Like a lot of people my age, I grew up watching a lot of anime and Japanese shows and playing a lot of Japanese games. I have a particularly strong interest in them because of a few factors: When I was 8, I saw the film "Spirited Away" by Hayao Miyazaki that blew my world and introduced me to the beauty of Japanese animation. One of the nice things about animation is that it allows the creators to use a lot of fantastical elements without having to pay extra for CGI because it costs about the same amount to draw a dragon as it does to draw a human person. So I like that because I think one of the primary uses of entertainment like that is to pull us out of our drudgery and mundanity of day-to-day life. I find the fantastical elements are appealing in that regard. Like an anime. Believe me, most anime is garbage I would say, and that’s true of just about any medium because it’s difficult to make a work of art. But in anime, there’s generally a much higher preference of fantastical stories of one kind or another … it’s a kind of sci-fi or fantasy that doesn’t exist in the U.S.
Also the Japanese have a certain sense of aesthetics that’s appealing to me. If you think about a Japanese garden … with the Western garden everything is laid out and you have neat rows of plants and hedges and it’s all in geometric patterns. If you go to a Japanese garden you may not realize it’s a garden at first because everything is laid out in a way that seems very natural. And in reality, every one of those plants is laid out just as carefully as it would be in a Western garden. But because Japanese aesthetics has more of a focus on asymmetrical beauty than Western, it creates a more natural feeling.
I get the sense that you’re a fairly deliberate person.
Yes. All my life. I’ve always been a planner. I think that plays into having good reasoning skills because with me when it comes to making any decision of importance I like to lay out the pros and cons, make a decision and stick with it, because if you waiver afterward it usually doesn’t get you anywhere.

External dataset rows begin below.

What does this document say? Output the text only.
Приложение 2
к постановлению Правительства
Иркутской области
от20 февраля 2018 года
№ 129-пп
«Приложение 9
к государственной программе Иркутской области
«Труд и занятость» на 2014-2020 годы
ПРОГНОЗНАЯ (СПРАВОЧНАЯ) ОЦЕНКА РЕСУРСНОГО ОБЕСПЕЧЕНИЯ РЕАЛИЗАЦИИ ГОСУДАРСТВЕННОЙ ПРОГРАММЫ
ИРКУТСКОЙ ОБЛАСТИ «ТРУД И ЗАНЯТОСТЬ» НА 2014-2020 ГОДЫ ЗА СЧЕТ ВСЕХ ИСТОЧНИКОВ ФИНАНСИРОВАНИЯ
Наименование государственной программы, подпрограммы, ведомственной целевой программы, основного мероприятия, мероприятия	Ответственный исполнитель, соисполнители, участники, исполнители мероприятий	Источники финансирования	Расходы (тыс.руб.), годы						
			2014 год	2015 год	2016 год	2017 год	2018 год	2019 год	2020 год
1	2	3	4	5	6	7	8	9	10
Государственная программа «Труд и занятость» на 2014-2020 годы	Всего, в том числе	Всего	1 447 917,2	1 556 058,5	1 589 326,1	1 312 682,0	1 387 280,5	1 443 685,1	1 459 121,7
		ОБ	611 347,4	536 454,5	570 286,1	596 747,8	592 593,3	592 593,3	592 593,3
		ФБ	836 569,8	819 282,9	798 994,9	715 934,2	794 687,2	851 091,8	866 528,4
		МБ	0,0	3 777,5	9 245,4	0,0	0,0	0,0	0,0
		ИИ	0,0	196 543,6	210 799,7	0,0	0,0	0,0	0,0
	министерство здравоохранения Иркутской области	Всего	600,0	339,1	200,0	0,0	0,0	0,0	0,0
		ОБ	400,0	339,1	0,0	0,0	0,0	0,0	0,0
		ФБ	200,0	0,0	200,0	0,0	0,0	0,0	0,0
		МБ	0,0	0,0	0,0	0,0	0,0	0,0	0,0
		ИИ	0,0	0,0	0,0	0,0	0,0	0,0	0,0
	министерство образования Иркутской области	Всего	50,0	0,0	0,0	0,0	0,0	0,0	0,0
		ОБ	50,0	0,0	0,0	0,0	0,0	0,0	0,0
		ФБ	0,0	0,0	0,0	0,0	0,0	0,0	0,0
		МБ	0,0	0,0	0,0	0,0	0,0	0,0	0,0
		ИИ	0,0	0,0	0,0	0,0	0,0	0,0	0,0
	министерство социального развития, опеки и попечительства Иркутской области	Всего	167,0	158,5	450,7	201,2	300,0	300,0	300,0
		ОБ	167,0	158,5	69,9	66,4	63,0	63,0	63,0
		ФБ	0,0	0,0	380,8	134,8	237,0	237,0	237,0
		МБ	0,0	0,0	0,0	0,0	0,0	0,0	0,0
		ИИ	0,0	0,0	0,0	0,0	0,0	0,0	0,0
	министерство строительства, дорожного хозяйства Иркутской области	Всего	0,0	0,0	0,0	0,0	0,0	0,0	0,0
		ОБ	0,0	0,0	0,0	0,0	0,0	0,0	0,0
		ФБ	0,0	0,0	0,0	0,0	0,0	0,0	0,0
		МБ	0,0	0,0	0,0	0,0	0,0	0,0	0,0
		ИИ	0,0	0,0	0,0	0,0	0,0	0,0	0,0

How do you spend your Sundays?
I don’t work at all on Sundays. Usually, after I go to Mass, I eat a nice big brunch at The View. I have my eggs and my hash browns and my pancakes and my muffin and my fruit. A little bit of fruit! Sunday is my day to splurge. Oh, and French toast – I can’t forget about French toast. Occasionally it’s burnt but usually it’s good. Then I go home and I play video games for a few hours, and I watch anime. Then I usually spend some time in the chapel in the afternoon. It’s nice because usually no one’s there so it’s quiet and private ... though there’s sort of this silence that hangs over the chapel and I like to pray aloud, I still don’t dare to break the silence even when I’m alone because it feels kind of sacred to a degree.
Do you have a favorite quote?
One phrase that comes to my mind is from Scripture. It's Paul’s famous line that “I can do all things in him who strengthens me.” When I went to Rome, that was a particularly difficult semester for me. I panicked when I first arrived because I had never lived in a foreign country before. I didn’t know the language, and the schoolwork was more difficult than a normal semester. So that was a great experience of learning to depend on God.
The other quote is just a fragment of a phrase from one of Brandon Sanderson's recent novels. One of the characters tells a story about … “Two men sat contemplating the end of an era.” That really struck me because it made me think about the ways in which our own era feels like an end to many trends and the beginning of many others. We’ve had a lot of ways in which the culture of the past has been rejected and there are new technological possibilities and new theological possibilities as well.